While applications for certification of class proceedings are commonplace, trials to decide certified common issues on their merits are comparatively rare. The decision in one such common issues trial was recently released in Escobar v Ocean Pacific Hotels Ltd., 2024 BCSC 1575, in a class action brought on behalf of hourly employees of a Vancouver hotel who stopped receiving regular shifts after the outbreak of COVID-19. Success was split between class members and the defendant.

On one common issue, the Court found that all class members whose hours were reduced to zero indefinitely had been constructively dismissed, despite that most class members' employment contracts provided that their hours of work would fluctuate based on the business demands of the hotel.
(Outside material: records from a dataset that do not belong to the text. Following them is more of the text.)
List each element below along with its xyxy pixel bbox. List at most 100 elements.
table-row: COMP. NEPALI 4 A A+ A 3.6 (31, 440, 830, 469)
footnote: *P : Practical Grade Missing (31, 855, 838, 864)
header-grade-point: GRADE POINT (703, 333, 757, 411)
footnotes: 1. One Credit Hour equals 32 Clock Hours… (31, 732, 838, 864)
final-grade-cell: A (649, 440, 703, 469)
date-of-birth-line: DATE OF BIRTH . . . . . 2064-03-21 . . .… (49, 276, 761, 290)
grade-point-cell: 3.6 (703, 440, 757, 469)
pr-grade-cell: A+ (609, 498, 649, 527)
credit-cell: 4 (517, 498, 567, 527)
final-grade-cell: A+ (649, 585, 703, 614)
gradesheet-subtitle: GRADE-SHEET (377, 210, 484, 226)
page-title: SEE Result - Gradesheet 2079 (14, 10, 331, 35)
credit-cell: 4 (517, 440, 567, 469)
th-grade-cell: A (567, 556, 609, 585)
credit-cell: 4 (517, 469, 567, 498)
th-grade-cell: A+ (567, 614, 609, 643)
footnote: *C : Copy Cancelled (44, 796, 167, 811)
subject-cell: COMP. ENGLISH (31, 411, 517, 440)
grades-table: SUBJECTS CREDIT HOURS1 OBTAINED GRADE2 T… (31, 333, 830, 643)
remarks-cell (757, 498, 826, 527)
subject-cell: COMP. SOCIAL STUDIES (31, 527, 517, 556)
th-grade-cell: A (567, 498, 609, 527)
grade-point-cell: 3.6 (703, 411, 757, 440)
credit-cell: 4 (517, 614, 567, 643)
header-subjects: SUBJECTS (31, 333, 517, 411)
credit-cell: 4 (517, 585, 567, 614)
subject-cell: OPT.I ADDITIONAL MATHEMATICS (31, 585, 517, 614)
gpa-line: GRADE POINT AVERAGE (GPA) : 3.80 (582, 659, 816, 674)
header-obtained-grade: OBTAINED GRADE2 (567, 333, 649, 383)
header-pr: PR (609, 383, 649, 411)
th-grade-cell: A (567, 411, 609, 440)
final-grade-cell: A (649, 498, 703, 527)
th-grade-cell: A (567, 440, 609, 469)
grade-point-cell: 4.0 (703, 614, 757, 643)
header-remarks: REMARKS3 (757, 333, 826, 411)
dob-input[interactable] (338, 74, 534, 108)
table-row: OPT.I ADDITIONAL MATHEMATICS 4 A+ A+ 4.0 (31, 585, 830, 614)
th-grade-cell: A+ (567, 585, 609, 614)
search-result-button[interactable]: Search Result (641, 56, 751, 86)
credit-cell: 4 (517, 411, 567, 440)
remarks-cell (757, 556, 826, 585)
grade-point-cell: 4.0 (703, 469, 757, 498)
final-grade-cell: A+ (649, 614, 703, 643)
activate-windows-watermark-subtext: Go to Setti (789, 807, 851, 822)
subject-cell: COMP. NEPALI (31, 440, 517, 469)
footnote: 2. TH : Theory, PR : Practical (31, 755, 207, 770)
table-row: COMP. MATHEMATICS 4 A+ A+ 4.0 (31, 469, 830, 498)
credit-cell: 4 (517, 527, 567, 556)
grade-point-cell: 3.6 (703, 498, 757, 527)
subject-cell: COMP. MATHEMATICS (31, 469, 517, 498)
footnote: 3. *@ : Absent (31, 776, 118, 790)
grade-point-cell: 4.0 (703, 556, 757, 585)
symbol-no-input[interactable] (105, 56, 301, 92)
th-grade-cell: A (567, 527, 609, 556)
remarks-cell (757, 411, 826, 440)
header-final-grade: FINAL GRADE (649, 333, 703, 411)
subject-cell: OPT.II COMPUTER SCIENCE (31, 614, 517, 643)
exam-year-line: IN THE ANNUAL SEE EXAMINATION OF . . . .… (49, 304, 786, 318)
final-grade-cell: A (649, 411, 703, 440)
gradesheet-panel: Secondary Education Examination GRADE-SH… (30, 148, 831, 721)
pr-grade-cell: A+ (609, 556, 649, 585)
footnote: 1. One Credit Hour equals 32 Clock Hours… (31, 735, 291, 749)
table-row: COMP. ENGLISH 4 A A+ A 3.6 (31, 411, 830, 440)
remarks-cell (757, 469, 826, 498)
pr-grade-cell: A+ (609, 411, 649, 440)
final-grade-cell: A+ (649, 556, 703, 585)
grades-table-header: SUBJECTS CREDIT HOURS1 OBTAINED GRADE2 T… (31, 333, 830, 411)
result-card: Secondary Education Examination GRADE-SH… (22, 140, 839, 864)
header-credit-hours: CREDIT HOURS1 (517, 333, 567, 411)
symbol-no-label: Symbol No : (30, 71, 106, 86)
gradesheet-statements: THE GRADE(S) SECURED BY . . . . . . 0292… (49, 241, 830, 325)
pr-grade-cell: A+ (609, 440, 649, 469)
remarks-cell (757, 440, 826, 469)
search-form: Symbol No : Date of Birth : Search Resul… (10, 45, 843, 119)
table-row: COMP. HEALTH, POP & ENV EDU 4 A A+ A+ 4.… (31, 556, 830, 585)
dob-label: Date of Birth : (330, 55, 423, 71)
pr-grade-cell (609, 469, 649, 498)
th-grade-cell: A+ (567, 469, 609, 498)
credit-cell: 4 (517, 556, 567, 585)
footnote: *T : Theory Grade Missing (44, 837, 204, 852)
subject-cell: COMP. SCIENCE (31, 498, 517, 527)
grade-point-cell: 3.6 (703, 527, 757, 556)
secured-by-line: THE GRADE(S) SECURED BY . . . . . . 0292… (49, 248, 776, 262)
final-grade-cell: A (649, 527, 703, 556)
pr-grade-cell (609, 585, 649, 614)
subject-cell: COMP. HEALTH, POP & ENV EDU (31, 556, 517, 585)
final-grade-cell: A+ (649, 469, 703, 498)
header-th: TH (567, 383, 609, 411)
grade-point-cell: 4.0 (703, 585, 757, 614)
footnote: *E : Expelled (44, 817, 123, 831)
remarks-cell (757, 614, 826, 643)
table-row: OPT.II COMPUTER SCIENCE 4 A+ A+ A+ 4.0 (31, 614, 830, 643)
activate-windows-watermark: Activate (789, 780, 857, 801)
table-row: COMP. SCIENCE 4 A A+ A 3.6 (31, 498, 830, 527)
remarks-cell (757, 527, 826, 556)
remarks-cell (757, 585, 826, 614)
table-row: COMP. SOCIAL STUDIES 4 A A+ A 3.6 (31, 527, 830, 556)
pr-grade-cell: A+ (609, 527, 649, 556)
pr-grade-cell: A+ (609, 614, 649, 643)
The Court found that, on the facts of this case, this term could not be interpreted to mean that class members' hours could be reduced to zero indefinitely, and that "[t]he unprecedented nature of the pandemic does not provide a rationale to interpret the contracts in a manner that places the financial burden of the pandemic on the employees and softens the financial impact experienced by the employer when that interpretation is not compelling generally".

On another common issue, however, the Court rejected the plaintiff's argument that the hotel breached any duty of good faith and honest performance of the employment contracts by misleading employees about their future employment. The hotel had distributed messages of unity and support without disclosing its evolving plans to move to a reduced model under which some employees would be terminated. The Court found these communications were not actively misleading. The hotel indicated the class members' prospects of employment were uncertain and, per C.M. Callow Inc. v Zollinger, 2020 SCC 45, the hotel had no positive duty of disclosure and was entitled to keep its business strategies to itself as long as it did not actively mislead.